Classic melancholy, finally - a last trace of splendor of the era of the big Hollywood studios, with passionately breathless and nostalgic movies: The Kremlin Letter by John Huston and his spies who knit (one the finest films of the Cold War), and the endless witty secret to always come back to: The Private Life of Sherlock Holmes by Billy Wilder.
Five Easy Pieces by Bob Rafelson
But one needs pure fun and messy chaos too! with the "outsized" Beyond the Valley of The Dolls by Russ Meyer. In Five Easy Pieces by Bob Rafelson, a 30-somthing Jack Nicholson plays a more discreet hero in a marine sweater, who gives up on himself. Post-Five, Nicholson directed his first film, the fiercely titled, Drive, he Said! against the backdrop of the Vietnam war. It should be noted that Tarantino is also a political advocate who recently marched to bring attention to flagrantly unjustified police violence on African-Americans… QT's consistency can be found in probably the least known film of the selection, The Liberation of LB Jones, the last movie by veteran William Wyler, which takes an unflinching and fierce stand against racism and the use of firearms. In L.B. Jones, Wyler films one of the most harrowing murder scenes ever. Head-on.
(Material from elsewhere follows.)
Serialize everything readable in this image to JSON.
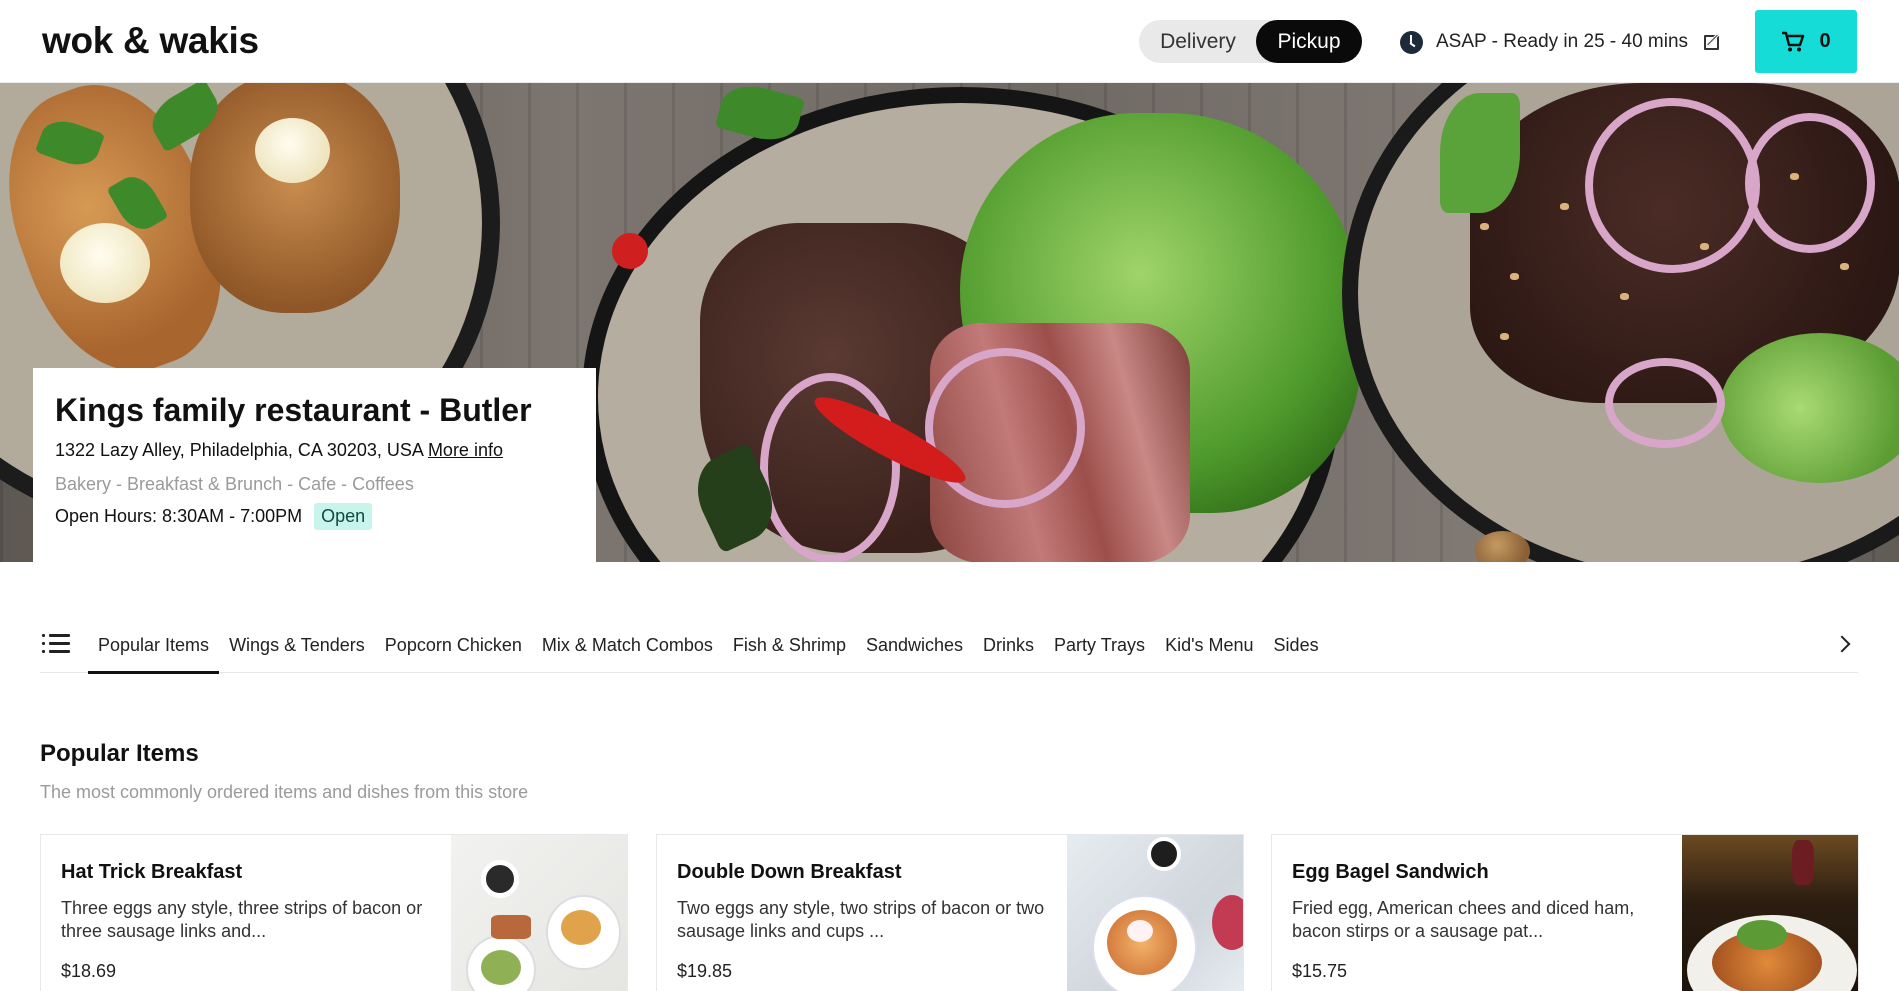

We round up the selection with ironic humor, but still political and still American, with the sarcastic and insufferable M.A.S.H. by Robert Altman. M.A.S.H. presents Vietnam and its chaotic mess of a war and the end of naivety about the pure intentions of the US. And lastly, the remotely graceful film, full of reflection, Zabriskie Point by Michelangelo Antonioni.
Nothing more to add - Tarantino, though his choices, has said it all!